A possibility would be non-voting, non-tradeable and worker-preferred shares, where outside investors only get a bit of the profit back. Public loan funds are another option, that loan out money to those cooperatives and then pay back return on interest to you, in the form of e.g. paying something for you that you need (like a sort of coupon) to improve your life standards.
Part of the returns then also could go to spreading worker-owned cooperatives, and gathering them into federations of those.
That could motivate a move toward a gift economy.
deleted by creator
You could also handpick single shares of companies that you can get behind. Higher risk and more work than ETFs, but no one else gets to decide for you.
There are private, closed investment funds for things like windmills in the north sea, but these are of course super non-diversified and non-liquid. You could also try to find an etf that matches your preferences as much as possible and use a cheap/free neobroker to buy it, for example: Amundi MSCI Europe SRI Climate Paris Aligned UCITS ETF DR ©, you can see the full list of holdings at Amundis website
I would go the etf route, because it is diversified and you can get your funds out at any time, you also don’t have minumum or maximum amounts of investment. In some countries you can even do it tax free as a pension.

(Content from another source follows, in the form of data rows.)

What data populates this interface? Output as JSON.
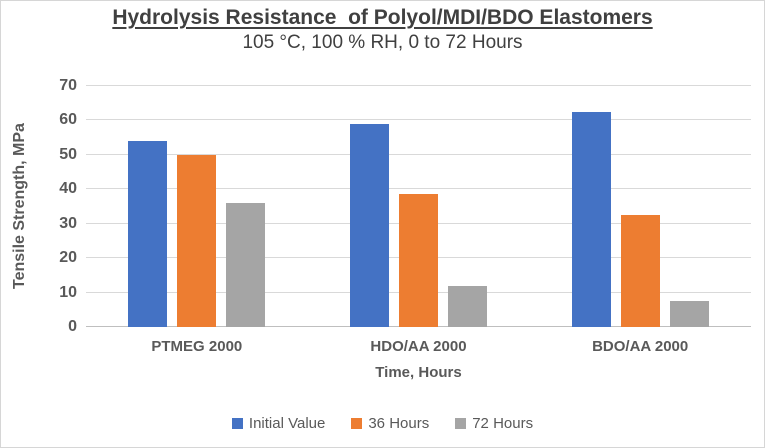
{
  "window": {
    "background_color": "#ffffff",
    "border_color": "#d6d6d6",
    "text_color": "#595959",
    "title_color": "#404040",
    "gridline_color": "#d9d9d9"
  },
  "chart_data": {
    "type": "bar",
    "title": "Hydrolysis Resistance  of Polyol/MDI/BDO Elastomers",
    "subtitle": "105 °C, 100 % RH, 0 to 72 Hours",
    "xlabel": "Time, Hours",
    "ylabel": "Tensile Strength, MPa",
    "categories": [
      "PTMEG 2000",
      "HDO/AA 2000",
      "BDO/AA 2000"
    ],
    "series": [
      {
        "name": "Initial Value",
        "color": "#4472C4",
        "values": [
          54,
          59,
          62.5
        ]
      },
      {
        "name": "36 Hours",
        "color": "#ED7D31",
        "values": [
          50,
          38.5,
          32.5
        ]
      },
      {
        "name": "72 Hours",
        "color": "#A5A5A5",
        "values": [
          36,
          12,
          7.5
        ]
      }
    ],
    "ylim": [
      0,
      70
    ],
    "yticks": [
      0,
      10,
      20,
      30,
      40,
      50,
      60,
      70
    ],
    "grid": true,
    "legend_position": "bottom"
  }
}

You don’t. You can’t just dump money into green companies and expect it to grow. Green companies don’t magically increase in value just because they are green. You still have to do the difficult work of evaluating the company. Without it you’re just throwing money at random. The lazy way is to invest in diversified funds which for sure will include companies that are not green. With only green companies you can’t have both lazy and safe.

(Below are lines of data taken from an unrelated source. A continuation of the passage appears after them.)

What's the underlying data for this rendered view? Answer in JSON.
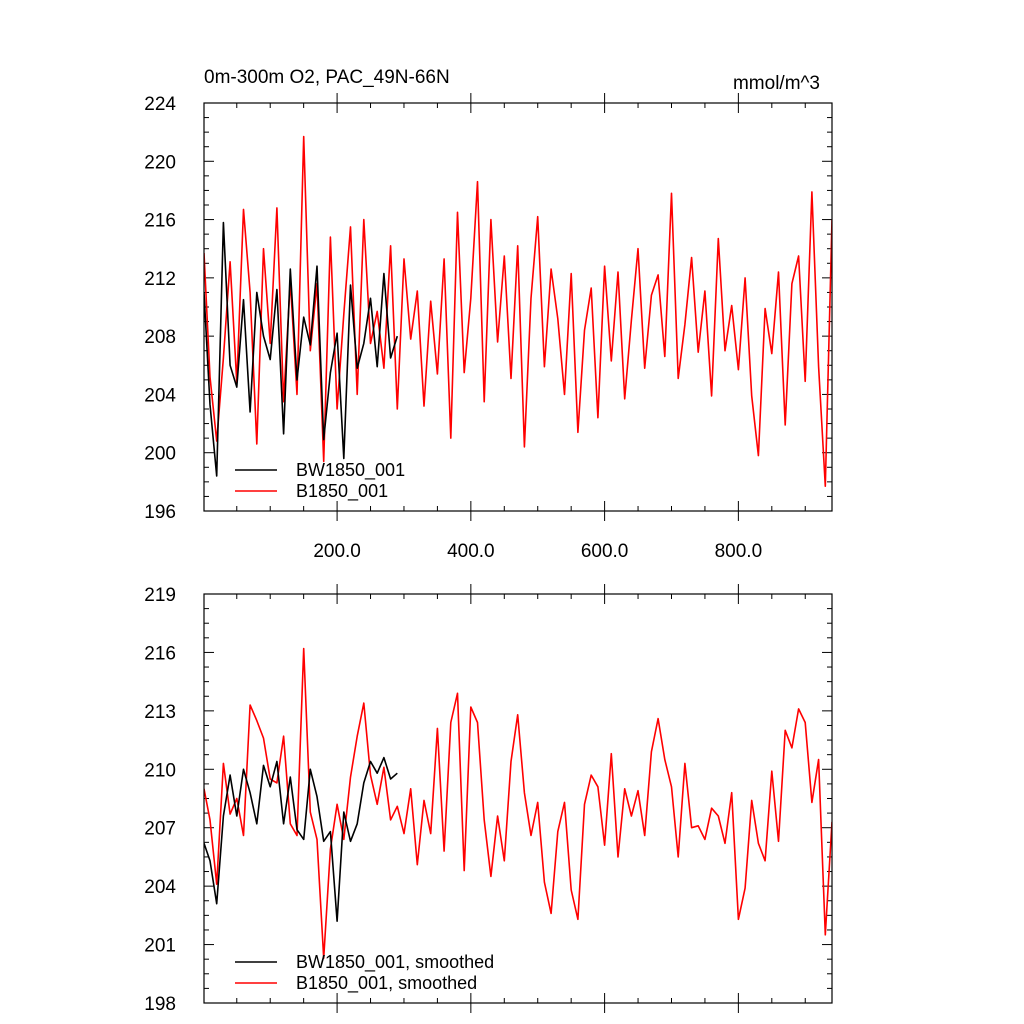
{
  "colors": {
    "BW1850_001": "#000000",
    "B1850_001": "#ff0000"
  },
  "chart_data": [
    {
      "type": "line",
      "title": "0m-300m O2, PAC_49N-66N",
      "units": "mmol/m^3",
      "xlim": [
        1,
        940
      ],
      "ylim": [
        196,
        224
      ],
      "yticks": [
        196,
        200,
        204,
        208,
        212,
        216,
        220,
        224
      ],
      "ytick_labels": [
        "196",
        "200",
        "204",
        "208",
        "212",
        "216",
        "220",
        "224"
      ],
      "xticks": [
        200,
        400,
        600,
        800
      ],
      "xtick_labels": [
        "200.0",
        "400.0",
        "600.0",
        "800.0"
      ],
      "legend": {
        "position": "bottom-left",
        "entries": [
          "BW1850_001",
          "B1850_001"
        ]
      },
      "series": [
        {
          "name": "BW1850_001",
          "color": "#000000",
          "x": [
            1,
            10,
            20,
            30,
            40,
            50,
            60,
            70,
            80,
            90,
            100,
            110,
            120,
            130,
            140,
            150,
            160,
            170,
            180,
            190,
            200,
            210,
            220,
            230,
            240,
            250,
            260,
            270,
            280,
            290
          ],
          "values": [
            211,
            203.3,
            198.4,
            215.8,
            206,
            204.5,
            210.5,
            202.8,
            211,
            208,
            206.4,
            211.2,
            201.3,
            212.6,
            205,
            209.3,
            207.4,
            212.8,
            200.9,
            205.5,
            208.2,
            199.6,
            211.5,
            205.8,
            207.5,
            210.6,
            205.9,
            212.3,
            206.5,
            208
          ]
        },
        {
          "name": "B1850_001",
          "color": "#ff0000",
          "x": [
            1,
            10,
            20,
            30,
            40,
            50,
            60,
            70,
            80,
            90,
            100,
            110,
            120,
            130,
            140,
            150,
            160,
            170,
            180,
            190,
            200,
            210,
            220,
            230,
            240,
            250,
            260,
            270,
            280,
            290,
            300,
            310,
            320,
            330,
            340,
            350,
            360,
            370,
            380,
            390,
            400,
            410,
            420,
            430,
            440,
            450,
            460,
            470,
            480,
            490,
            500,
            510,
            520,
            530,
            540,
            550,
            560,
            570,
            580,
            590,
            600,
            610,
            620,
            630,
            640,
            650,
            660,
            670,
            680,
            690,
            700,
            710,
            720,
            730,
            740,
            750,
            760,
            770,
            780,
            790,
            800,
            810,
            820,
            830,
            840,
            850,
            860,
            870,
            880,
            890,
            900,
            910,
            920,
            930,
            940
          ],
          "values": [
            213.7,
            205.2,
            200.8,
            206.5,
            213.1,
            204.8,
            216.7,
            211,
            200.6,
            214,
            207.5,
            216.8,
            203.5,
            211.8,
            204,
            221.7,
            207,
            211.6,
            199.4,
            214.8,
            203,
            209.5,
            215.5,
            204,
            216,
            207.5,
            209.7,
            205.8,
            214.2,
            203,
            213.3,
            207.8,
            211.1,
            203.2,
            210.4,
            205.4,
            213.3,
            201,
            216.5,
            205.5,
            210.6,
            218.6,
            203.5,
            216,
            207.6,
            213.5,
            205.1,
            214.2,
            200.4,
            210.6,
            216.2,
            205.9,
            212.6,
            209.2,
            204,
            212.3,
            201.4,
            208.4,
            211.3,
            202.4,
            212.8,
            206.3,
            212.4,
            203.7,
            209.1,
            214,
            205.8,
            210.8,
            212.2,
            206.6,
            217.8,
            205.1,
            208.8,
            213.4,
            206.9,
            211.1,
            203.9,
            214.7,
            207,
            210.1,
            205.7,
            212,
            203.9,
            199.8,
            209.9,
            206.8,
            212.4,
            201.9,
            211.6,
            213.5,
            204.9,
            217.9,
            205.9,
            197.7,
            216
          ]
        }
      ]
    },
    {
      "type": "line",
      "title": "",
      "xlim": [
        1,
        940
      ],
      "ylim": [
        198,
        219
      ],
      "yticks": [
        198,
        201,
        204,
        207,
        210,
        213,
        216,
        219
      ],
      "ytick_labels": [
        "198",
        "201",
        "204",
        "207",
        "210",
        "213",
        "216",
        "219"
      ],
      "xticks": [
        200,
        400,
        600,
        800
      ],
      "xtick_labels": [
        "",
        "",
        "",
        ""
      ],
      "legend": {
        "position": "bottom-left",
        "entries": [
          "BW1850_001, smoothed",
          "B1850_001, smoothed"
        ]
      },
      "series": [
        {
          "name": "BW1850_001, smoothed",
          "color": "#000000",
          "x": [
            1,
            10,
            20,
            30,
            40,
            50,
            60,
            70,
            80,
            90,
            100,
            110,
            120,
            130,
            140,
            150,
            160,
            170,
            180,
            190,
            200,
            210,
            220,
            230,
            240,
            250,
            260,
            270,
            280,
            290
          ],
          "values": [
            206.2,
            205.3,
            203.1,
            207.6,
            209.7,
            207.6,
            210,
            208.8,
            207.2,
            210.2,
            209.1,
            210.4,
            207.2,
            209.6,
            206.9,
            206.4,
            210,
            208.6,
            206.3,
            206.8,
            202.2,
            207.8,
            206.3,
            207.2,
            209.3,
            210.4,
            209.8,
            210.6,
            209.5,
            209.8
          ]
        },
        {
          "name": "B1850_001, smoothed",
          "color": "#ff0000",
          "x": [
            1,
            10,
            20,
            30,
            40,
            50,
            60,
            70,
            80,
            90,
            100,
            110,
            120,
            130,
            140,
            150,
            160,
            170,
            180,
            190,
            200,
            210,
            220,
            230,
            240,
            250,
            260,
            270,
            280,
            290,
            300,
            310,
            320,
            330,
            340,
            350,
            360,
            370,
            380,
            390,
            400,
            410,
            420,
            430,
            440,
            450,
            460,
            470,
            480,
            490,
            500,
            510,
            520,
            530,
            540,
            550,
            560,
            570,
            580,
            590,
            600,
            610,
            620,
            630,
            640,
            650,
            660,
            670,
            680,
            690,
            700,
            710,
            720,
            730,
            740,
            750,
            760,
            770,
            780,
            790,
            800,
            810,
            820,
            830,
            840,
            850,
            860,
            870,
            880,
            890,
            900,
            910,
            920,
            930,
            940
          ],
          "values": [
            209,
            207.4,
            204.1,
            210.3,
            207.7,
            208.5,
            206.6,
            213.3,
            212.5,
            211.6,
            209.5,
            209.3,
            211.7,
            207.2,
            206.6,
            216.2,
            207.8,
            206.4,
            200.3,
            205.9,
            208.2,
            206.4,
            209.6,
            211.7,
            213.4,
            209.7,
            208.2,
            210.1,
            207.4,
            208.1,
            206.7,
            209,
            205.1,
            208.4,
            206.7,
            212.1,
            205.8,
            212.4,
            213.9,
            204.8,
            213.2,
            212.4,
            207.4,
            204.5,
            207.6,
            205.3,
            210.4,
            212.8,
            208.8,
            206.6,
            208.3,
            204.2,
            202.6,
            206.8,
            208.3,
            203.8,
            202.3,
            208.2,
            209.7,
            209.1,
            206.1,
            210.8,
            205.5,
            209,
            207.6,
            208.9,
            206.6,
            210.9,
            212.6,
            210.5,
            209.1,
            205.5,
            210.3,
            207,
            207.1,
            206.4,
            208,
            207.6,
            206.2,
            208.8,
            202.3,
            203.9,
            208.4,
            206.2,
            205.3,
            209.9,
            206.3,
            212,
            211.1,
            213.1,
            212.4,
            208.3,
            210.5,
            201.5,
            207.3
          ]
        }
      ]
    }
  ]
}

If you have enough cash to spare and enough time so you don’t mind it being committed: Carbon equity, also does private equity.
Be mindful though that the risk is high, you need lots of cash (>20k), and your money will only come back after ~10yrs
I wrote about that earlier:
How much of your money is invested in evil corporations? Some advice for ethical investing
https://feddit.uk/post/24222258Okay, first off, BlackRock isn’t as bad as you think, their controversies section on Wikipedia literally lists being too focused on ESG. They’re far from perfect, but they get all the flak while Blackstone is the one buying up entire neighborhoods worth of single-family homes so they can jack up rent. BlackRock is more of a passive investor, they make most of their money by selling investment services, rather than making money by investing it in companies directly. Usually. But of course I understand wanting your fees to go to a European-registered publicly traded company rather than an American-registered publicly traded company. I was actually looking for more eurocentric ETFs sold by European providers a while back.
European alternatives to BlackRock’s iShares are Amundi (French), Xtrackers (DWS Group, 80% owned by Deutsche Bank which is almost shadier than BlackRock if you ask me) and BNP Paribas Easy (French). There are some smaller ones too. Xtrackers seems to have the most variety, but don’t discount the others just yet. BNP Paribas Easy tends to have lower fees and Amundi has a great selection too.
Now, here’s the bummer: Buying shares in ETFs doesn’t do shit for the companies whose shares the ETF is going to acquire. First off, if you just buy your ETF shares off a market, you’re betting on the value of the ETF going up, but the money you spend goes to the people who held those shares. If you buy the shares in such a way that new shares are created in the ETF, that has a more direct effect on the share prices of the companies that ETF holds. But even then, you’re not REALLY giving them any money. You’re making a bet on them. The share price going up might have a positive effect if they’re trying to raise money by creating new shares, but that’s about it. Really, it’s just a way to feel good about yourself more than anything.